La fusione Repubblica-Stampa

La storia si ripete. Nel 1998, in un periodo di fusioni bancarie, il San Paolo si fuse (o meglio, assorbì…) l’IMI; nel 2007 il Sanpaolo-IMI si fuse (o meglio, venne assorbito…) dal gruppo Intesa. Stavolta il primo passo non è stato romano ma ligure, con la Stampa che meno di due anni fa si fuse (o meglio, assorbì…) il Secolo XIX mettendo le azioni in mano a Itedi, e il secondo passo non è stato lombardo ma romano, con Itedi che si fonde (o meglio, viene assorbita…) dall’editoriale l’Espresso.

Intendiamoci: in tutto il mondo la carta stampata va male, e in Italia va peggio. È notizia della scorsa settimana che l’Espresso non esiste più, o se preferite viene venduto solo la domenica in abbinamento a Repubblica a un prezzo complessivo di due euro: insomma, è diventato un supplemento dove si può mettere su carta patinata quel poco di pubblicità residua che ancora arriva. E anche senza leggere l’editoriale di Ezio Mauro, che poi prima di essere stato direttore di Repubblica lo era della Stampa esattamente come Mario Calabresi, è ben noto che le firme del quotidiano torinese passavano spesso e volentieri a quello romano. Pensate a Barbara Spinelli: oppure, nel mio piccolo di amante delle rubriche di giochi, prima a Giampaolo Dossena poi a Stefano Bartezzaghi. Insomma, dal punto di vista strettamente giornalistico e da quello industriale l’accorpamento ha senso.

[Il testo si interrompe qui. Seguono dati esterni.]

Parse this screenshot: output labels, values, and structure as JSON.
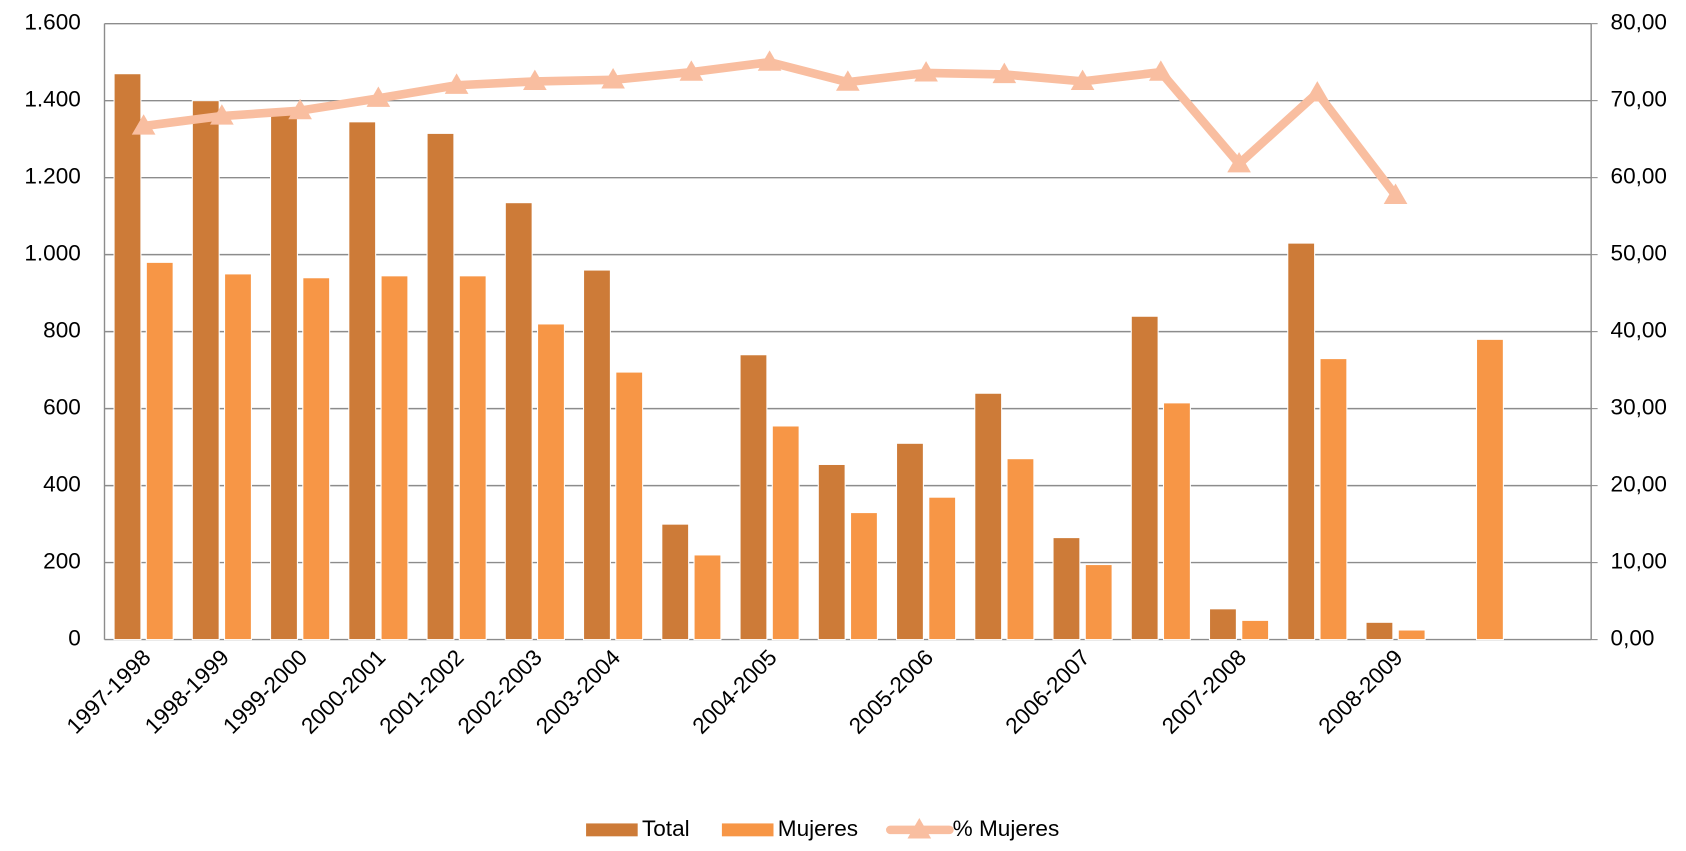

Quello che io almeno trovo strano è che La Stampa sia finita con Repubblica e non con il Corriere, di cui FCA da metà 2013 deteneva la quota azionaria maggiore con il 20% del capitale. La famiglia Agnelli ce l’ha almeno da quarant’anni con Carlo De Benedetti (che nel 1976 è stato AD della Fiat…), e l’unica ragione che vedo in questa completa dismissione dalle attività editoriali italiane – anche la quota in RCS viene infatti passata ai vari azionisti FCA – è che a John Elkann, a differenza del nonno Giuanin Lamiera, dell’italica stampa interessi meno che zero. D’altra parte Fiat è appunto FCA, e quindi non ha più tutto quel bisogno di spiegare agli italiani perché Fiat è brava bella e buona. Molto meglio l’Economist. Il risultato finale, nonostante le testate manterranno formalmente la loro indipendenza, sarà inevitabilmente il declino della testata piemontese che diventerà poco più del dorso torinese di Repubblica. Noi piemontesi affezionati alla Busiarda non la prenderemo troppo bene, mi sa.

Ultimo aggiornamento: 2016-03-03 12:14

4 pensieri su “La fusione Repubblica-Stampa

  1. mestesso

    “Quello che io almeno trovo strano è che La Stampa sia finita con Repubblica e non con il Corriere…”

    Non è per niente strano. RCS ormai è una nave che sta affondando ed abbastanza rapidamente (dal punto di vista finanziario). Inoltre, se vedi chi c’è dentro ora in RCS non è particolarmente amico di Elkann.

    Uguale all’Espresso dirai. Si e no: dal punto di vista dei soldi è molto più conveniente che fondersi con RCS, garantito.
    Puoi vederla così: una volta mediaticamente era molto importante per un grosso gruppo industriale avere un piede nel mondo dell’informazione, oggi non più. Quindi servono sinergie finanziarie, e da questo punto di vista in gruppo Espresso è nettamente più interessante di RCS. E’ la fine di una era.

    1. .mau. Autore articolo

      ma appunto il problema non sono i soldi, se te ne vuoi andare via come Elkann ha detto di fare e io posso anche immaginare.

      1. mestesso

        I soldi sono sempre un problema :). Prima la priorità era la gestione del potere, ora sono solo i soldi. Quindi concentrazione è la parola d’ordine.

  2. Mauro

    E a Genova quindi non rimarrà nessun quotidiano.
    La Repubblica inglobò già il Lavoro nel 1992, facendone la sua edizione locale. Quindi il Secolo a Repubblica non serve: o chiuderà il Secolo o chiuderà la redazione locale attuale (ex Lavoro).